The clear advantages
It makes sense that AI plays such a big role. The advantages are clear:- faster customer service
- greater team efficiency
- better analysis and insights
- improved support for agents
The innovative power is enormous. You can sense that the sector is at a point where AI is going to permanently change the way contact centers work.
Visible disadvantages
At the same time, I saw exactly where things can go wrong. If automation is taken too far, interaction can sometimes become inhuman. As a customer, you feel that you are not really being heard. And in some cases, AI even leads to a poorer customer experience instead of a better one.
This confirmed to me once again: AI should support, not replace. The best results come when technology and human interaction reinforce each other, not when one drowns out the other.
Our own position: further than I thought.

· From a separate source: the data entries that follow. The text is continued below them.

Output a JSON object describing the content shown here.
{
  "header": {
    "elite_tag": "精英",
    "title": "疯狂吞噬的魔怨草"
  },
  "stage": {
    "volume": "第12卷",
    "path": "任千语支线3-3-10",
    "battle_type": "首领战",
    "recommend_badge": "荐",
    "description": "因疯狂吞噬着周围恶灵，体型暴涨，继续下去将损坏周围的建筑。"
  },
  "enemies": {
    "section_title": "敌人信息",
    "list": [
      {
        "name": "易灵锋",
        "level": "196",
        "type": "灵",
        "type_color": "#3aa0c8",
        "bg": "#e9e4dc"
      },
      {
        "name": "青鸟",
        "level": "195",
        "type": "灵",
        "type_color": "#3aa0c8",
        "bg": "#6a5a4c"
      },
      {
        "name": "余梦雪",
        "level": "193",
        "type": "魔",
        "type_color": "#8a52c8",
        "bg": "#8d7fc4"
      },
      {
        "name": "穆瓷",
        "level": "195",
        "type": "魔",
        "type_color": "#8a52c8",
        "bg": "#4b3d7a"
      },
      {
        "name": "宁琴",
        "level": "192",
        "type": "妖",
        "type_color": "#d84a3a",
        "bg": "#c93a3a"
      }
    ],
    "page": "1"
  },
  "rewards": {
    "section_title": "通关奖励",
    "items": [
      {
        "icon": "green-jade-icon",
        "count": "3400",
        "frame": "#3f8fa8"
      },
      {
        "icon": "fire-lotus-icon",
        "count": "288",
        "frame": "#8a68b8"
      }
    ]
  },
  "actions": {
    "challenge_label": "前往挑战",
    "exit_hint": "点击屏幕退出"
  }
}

It also became very clear that we are not lagging behind. In fact, much of what was presented as “new” is already up and running at TeamsCX or as a PoC:- live transcription
- conversation summaries
- sentiment analysis
- an AI-driven knowledge base
That gave me a lot of confidence. We are not following the market, but actively moving with it.
It’s Looking good
What I take away from this:- We have strong AI ideas and PoCs.
- The challenge now is to make these features even clearer and more useful for users.
- Integrations are crucial: AI only has value if it connects seamlessly to the systems that contact centers use.
- And the most important insight of all:
no matter how far AI advances, the human factor remains paramount.
AI should help, not replace. And for me, that remains the essence of everything I saw in London.